El oro se impone como el motor de las exportaciones dominicanas en 2026

Imagen: infobae
El oro en bruto se convirtió en el principal motor de las exportaciones dominicanas en el primer semestre de 2026, al representar el 21.3% del valor total vendido al exterior, según la Oficina Nacional de Estadística. El dato confirma el peso creciente de las materias primas en la economía del país.

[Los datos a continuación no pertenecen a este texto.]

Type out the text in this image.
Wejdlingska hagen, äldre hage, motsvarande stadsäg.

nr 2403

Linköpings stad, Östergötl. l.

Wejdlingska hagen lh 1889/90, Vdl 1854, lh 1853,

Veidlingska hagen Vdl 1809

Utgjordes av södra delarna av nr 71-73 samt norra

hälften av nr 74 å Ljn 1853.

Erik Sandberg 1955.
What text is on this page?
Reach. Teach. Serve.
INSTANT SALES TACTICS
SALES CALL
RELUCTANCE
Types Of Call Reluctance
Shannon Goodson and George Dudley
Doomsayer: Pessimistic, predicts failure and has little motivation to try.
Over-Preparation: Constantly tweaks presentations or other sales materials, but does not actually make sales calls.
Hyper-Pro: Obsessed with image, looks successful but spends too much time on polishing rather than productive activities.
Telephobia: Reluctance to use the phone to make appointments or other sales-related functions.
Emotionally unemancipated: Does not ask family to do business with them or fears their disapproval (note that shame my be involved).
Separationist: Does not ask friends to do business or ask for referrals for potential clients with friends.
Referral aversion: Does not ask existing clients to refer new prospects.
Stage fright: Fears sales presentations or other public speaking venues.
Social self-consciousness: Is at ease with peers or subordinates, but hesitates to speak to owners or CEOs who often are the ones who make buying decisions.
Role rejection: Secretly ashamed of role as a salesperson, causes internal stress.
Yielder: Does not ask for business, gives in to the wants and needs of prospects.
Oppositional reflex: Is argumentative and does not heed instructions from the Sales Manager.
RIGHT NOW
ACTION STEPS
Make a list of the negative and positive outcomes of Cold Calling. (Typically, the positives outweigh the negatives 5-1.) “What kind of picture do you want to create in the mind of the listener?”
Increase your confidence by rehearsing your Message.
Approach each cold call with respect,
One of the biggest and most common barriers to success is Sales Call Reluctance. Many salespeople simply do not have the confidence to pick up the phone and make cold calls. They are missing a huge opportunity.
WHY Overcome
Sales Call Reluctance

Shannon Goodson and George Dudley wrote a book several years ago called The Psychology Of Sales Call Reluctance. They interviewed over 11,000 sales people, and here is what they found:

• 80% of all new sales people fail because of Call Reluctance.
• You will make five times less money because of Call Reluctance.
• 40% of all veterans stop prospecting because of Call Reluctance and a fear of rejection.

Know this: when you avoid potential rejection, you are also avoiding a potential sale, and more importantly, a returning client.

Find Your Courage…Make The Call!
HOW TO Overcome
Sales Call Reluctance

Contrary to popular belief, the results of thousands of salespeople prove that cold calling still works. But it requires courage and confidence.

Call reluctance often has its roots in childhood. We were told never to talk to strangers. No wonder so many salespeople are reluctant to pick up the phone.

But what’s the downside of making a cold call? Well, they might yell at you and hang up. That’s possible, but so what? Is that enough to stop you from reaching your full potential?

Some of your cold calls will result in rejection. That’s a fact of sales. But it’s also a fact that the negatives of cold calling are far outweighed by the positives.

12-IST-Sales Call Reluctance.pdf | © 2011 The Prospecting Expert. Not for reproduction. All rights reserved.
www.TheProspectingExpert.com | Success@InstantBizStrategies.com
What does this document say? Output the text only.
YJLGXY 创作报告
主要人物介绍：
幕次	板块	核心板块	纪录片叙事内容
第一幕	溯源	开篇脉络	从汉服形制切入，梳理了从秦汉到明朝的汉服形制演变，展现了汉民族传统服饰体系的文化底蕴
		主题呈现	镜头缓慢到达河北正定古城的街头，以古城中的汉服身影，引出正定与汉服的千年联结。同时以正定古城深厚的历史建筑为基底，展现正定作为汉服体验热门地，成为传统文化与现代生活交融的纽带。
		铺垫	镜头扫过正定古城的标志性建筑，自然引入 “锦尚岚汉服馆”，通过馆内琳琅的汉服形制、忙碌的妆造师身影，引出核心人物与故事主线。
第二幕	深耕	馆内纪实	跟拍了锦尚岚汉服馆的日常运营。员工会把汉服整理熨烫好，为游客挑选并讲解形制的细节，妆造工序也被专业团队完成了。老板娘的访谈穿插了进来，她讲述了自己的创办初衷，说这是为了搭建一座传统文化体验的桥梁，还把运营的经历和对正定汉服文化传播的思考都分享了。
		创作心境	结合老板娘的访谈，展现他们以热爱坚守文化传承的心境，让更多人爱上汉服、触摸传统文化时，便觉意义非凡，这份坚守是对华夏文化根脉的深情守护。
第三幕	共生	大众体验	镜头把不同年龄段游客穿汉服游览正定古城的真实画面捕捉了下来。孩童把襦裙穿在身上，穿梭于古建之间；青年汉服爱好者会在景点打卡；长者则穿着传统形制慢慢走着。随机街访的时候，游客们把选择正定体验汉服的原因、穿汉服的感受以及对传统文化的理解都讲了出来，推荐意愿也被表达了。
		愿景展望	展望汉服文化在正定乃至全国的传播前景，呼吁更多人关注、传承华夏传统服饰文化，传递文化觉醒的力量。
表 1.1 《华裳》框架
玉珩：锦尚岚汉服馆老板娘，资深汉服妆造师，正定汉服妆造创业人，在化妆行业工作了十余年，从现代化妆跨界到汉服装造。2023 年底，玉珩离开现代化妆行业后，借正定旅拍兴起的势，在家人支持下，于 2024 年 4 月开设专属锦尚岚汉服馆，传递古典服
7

El oro en bruto se colocó como el principal producto de exportación de República Dominicana en la primera mitad de 2026 y ya explica por sí solo el 21.3% del valor total enviado al exterior, de acuerdo con la Oficina Nacional de Estadística. El dato no es menor: en una economía que depende de la entrada de divisas para sostener consumo, inversión y estabilidad cambiaria, el desempeño del metal precioso vuelve a mostrar cuánto pesa el sector minero en el tablero económico dominicano.
Según informó infobae con base en la cifra oficial, el liderazgo del oro durante los meses de enero a junio confirma una tendencia que viene ganando fuerza en los últimos años: el país sigue encontrando en los recursos naturales una de sus principales fuentes de ingresos externos. En la práctica, esto significa que una sola materia prima tuvo más incidencia en la canasta exportadora que muchos bienes tradicionales juntos, lo que revela tanto la capacidad de generación de divisas del sector como su vulnerabilidad frente a los vaivenes del mercado internacional.
Ese detalle importa por varias razones. Primero, porque cuando el oro se fortalece en los mercados globales, República Dominicana puede beneficiarse de mayores ingresos, más reservas y un impulso fiscal indirecto. Pero también porque una economía que concentra tanto valor exportador en un solo producto queda expuesta a cambios bruscos en los precios internacionales, en las regulaciones ambientales o en las operaciones de las empresas que extraen y comercializan el mineral. Para un país que busca diversificar su base productiva, el dato funciona como una señal doble: hay resultados concretos, pero también dependencia.
El protagonismo del oro en bruto además pone sobre la mesa una discusión de fondo sobre el modelo exportador dominicano. Mientras otros sectores luchan por escalar en valor agregado, la minería sigue siendo uno de los pilares más rentables del comercio exterior. Eso puede traducirse en empleo, infraestructura y recaudación, pero también exige vigilancia sobre la sostenibilidad del crecimiento. En un contexto regional donde muchos gobiernos celebran cifras de exportación sin mirar su composición, el caso dominicano recuerda que no solo importa cuánto se vende, sino qué se vende y qué tan frágil es esa bonanza. Para la población, el verdadero examen será si ese flujo de divisas termina reflejándose en más estabilidad, más inversión y mejores condiciones de vida, o si se queda únicamente en las estadísticas del comercio exterior.